Just take your passport/NIE to the Cepsa outlet where they will give you a contract there & then for a few euros. Repsol tend to be more strict and will often what a engineer to call to check all is well (as they should do) and once done will allow a contract if all is well.
IMO Repsol is the better route as they will then offer you an insurance/free (?) call out service for 5 years for around 60 euro which is good value I think, also if the fitter replaces any of your regulators with the Repsol items these are guaranteed for 5 years.


----------



## RichTUK (Oct 15, 2012)

VFR said:


> Yes bottled is best in your case as you are not always there & if you take this route remove the regulator from the bottle when going back home (safety)
> 
> Just take your passport/NIE to the Cepsa outlet where they will give you a contract there & then for a few euros. Repsol tend to be more strict and will often what a engineer to call to check all is well (as they should do) and once done will allow a contract if all is well.
> IMO Repsol is the better route as they will then offer you an insurance/free (?) call out service for 5 years for around 60 euro which is good value I think, also if the fitter replaces any of your regulators with the Repsol items these are guaranteed for 5 years.
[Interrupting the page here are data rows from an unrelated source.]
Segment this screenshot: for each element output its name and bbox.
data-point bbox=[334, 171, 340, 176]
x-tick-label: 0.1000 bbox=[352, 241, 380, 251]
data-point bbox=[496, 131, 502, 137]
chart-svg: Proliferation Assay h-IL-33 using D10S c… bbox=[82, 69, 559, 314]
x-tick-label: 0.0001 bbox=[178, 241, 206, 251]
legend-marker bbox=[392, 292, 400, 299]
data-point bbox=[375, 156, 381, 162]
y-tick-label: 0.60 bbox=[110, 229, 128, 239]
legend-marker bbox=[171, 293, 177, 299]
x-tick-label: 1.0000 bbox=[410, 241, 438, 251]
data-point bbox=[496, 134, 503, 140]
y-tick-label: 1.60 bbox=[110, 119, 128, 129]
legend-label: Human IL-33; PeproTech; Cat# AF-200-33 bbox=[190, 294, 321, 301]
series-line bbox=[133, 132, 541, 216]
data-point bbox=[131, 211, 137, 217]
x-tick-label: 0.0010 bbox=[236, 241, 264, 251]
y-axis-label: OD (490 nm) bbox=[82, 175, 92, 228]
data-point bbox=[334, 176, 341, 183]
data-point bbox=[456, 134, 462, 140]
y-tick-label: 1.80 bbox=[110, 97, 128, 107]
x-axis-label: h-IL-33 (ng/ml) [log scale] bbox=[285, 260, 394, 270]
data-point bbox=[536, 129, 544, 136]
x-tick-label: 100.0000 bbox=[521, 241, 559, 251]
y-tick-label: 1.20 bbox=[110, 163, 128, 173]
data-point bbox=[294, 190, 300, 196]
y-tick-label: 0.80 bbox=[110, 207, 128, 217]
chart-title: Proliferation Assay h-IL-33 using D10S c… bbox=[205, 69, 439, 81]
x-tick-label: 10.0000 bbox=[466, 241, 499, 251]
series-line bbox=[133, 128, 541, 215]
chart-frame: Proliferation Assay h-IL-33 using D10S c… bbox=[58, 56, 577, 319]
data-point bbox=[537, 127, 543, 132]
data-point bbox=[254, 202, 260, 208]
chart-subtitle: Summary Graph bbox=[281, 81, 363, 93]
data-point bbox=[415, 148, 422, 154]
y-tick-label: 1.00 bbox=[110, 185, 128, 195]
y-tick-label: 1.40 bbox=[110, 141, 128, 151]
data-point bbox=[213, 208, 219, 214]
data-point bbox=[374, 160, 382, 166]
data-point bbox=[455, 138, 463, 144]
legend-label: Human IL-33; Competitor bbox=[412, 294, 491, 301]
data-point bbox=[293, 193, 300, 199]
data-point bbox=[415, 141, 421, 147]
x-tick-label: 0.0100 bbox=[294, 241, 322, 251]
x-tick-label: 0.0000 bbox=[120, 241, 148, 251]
Yeah definitely Cespa bottled gas in this City mate. Nah we leave ours connected up even when we go away. The regulators have off switches on them and they are safe. For peace of mind its up to you but I dont think it will make much of a difference either way Nidelva.

Yeh 17.5 is the goin rate for gas bottles.


----------



## nidelva (Nov 12, 2012)

Thanks for your replies.
Is it safe to install gas bottle by ourselves the first time or it is better to invite People from Cespa or Repsol?


----------



## RichTUK (Oct 15, 2012)

See if you can get them to do it 1st, just to make sure everything is working right


----------



## Lynn R (Feb 21, 2014)

It's not just the gas appliances and regulators that should be inspected before issuing a contract to supply bottled gas, but your home as well, to ensure that there is adequate ventilation which would allow the gas to escape in the event of a leak. Before Repsol issued our contract we had to have a ventilation grille fitted in our front door, which was the only place it could go as it had to be within a certain distance of the ground (apparently the gas is heavier than air so if it escapes it stays low) and as there is a step down into our kitchen from outside, meaning the outside ground level is higher than the floor inside, the ventilation grille could not go in the kitchen door or wall because it would have been too high off the floor.

Don't cut corners when it comes to safety, please, by dismissing such checks as "going over the top" or unnecessary bureaucracy. One of my neighbours, an elderly lady, was killed a few years ago in a gas explosion involving bottled gas in her home, and that really brought home to me how dangerous it can be if the proper safety measures aren't adhered to.


----------



## snikpoh (Nov 19, 2007)

I would also suggest that it would be very prudent to invest in a carbon monoxide detector.

Any property that we own where gas is used has one fitted as standard.

Remember that CO is a colourless and odourless gas and kills - fast.


----------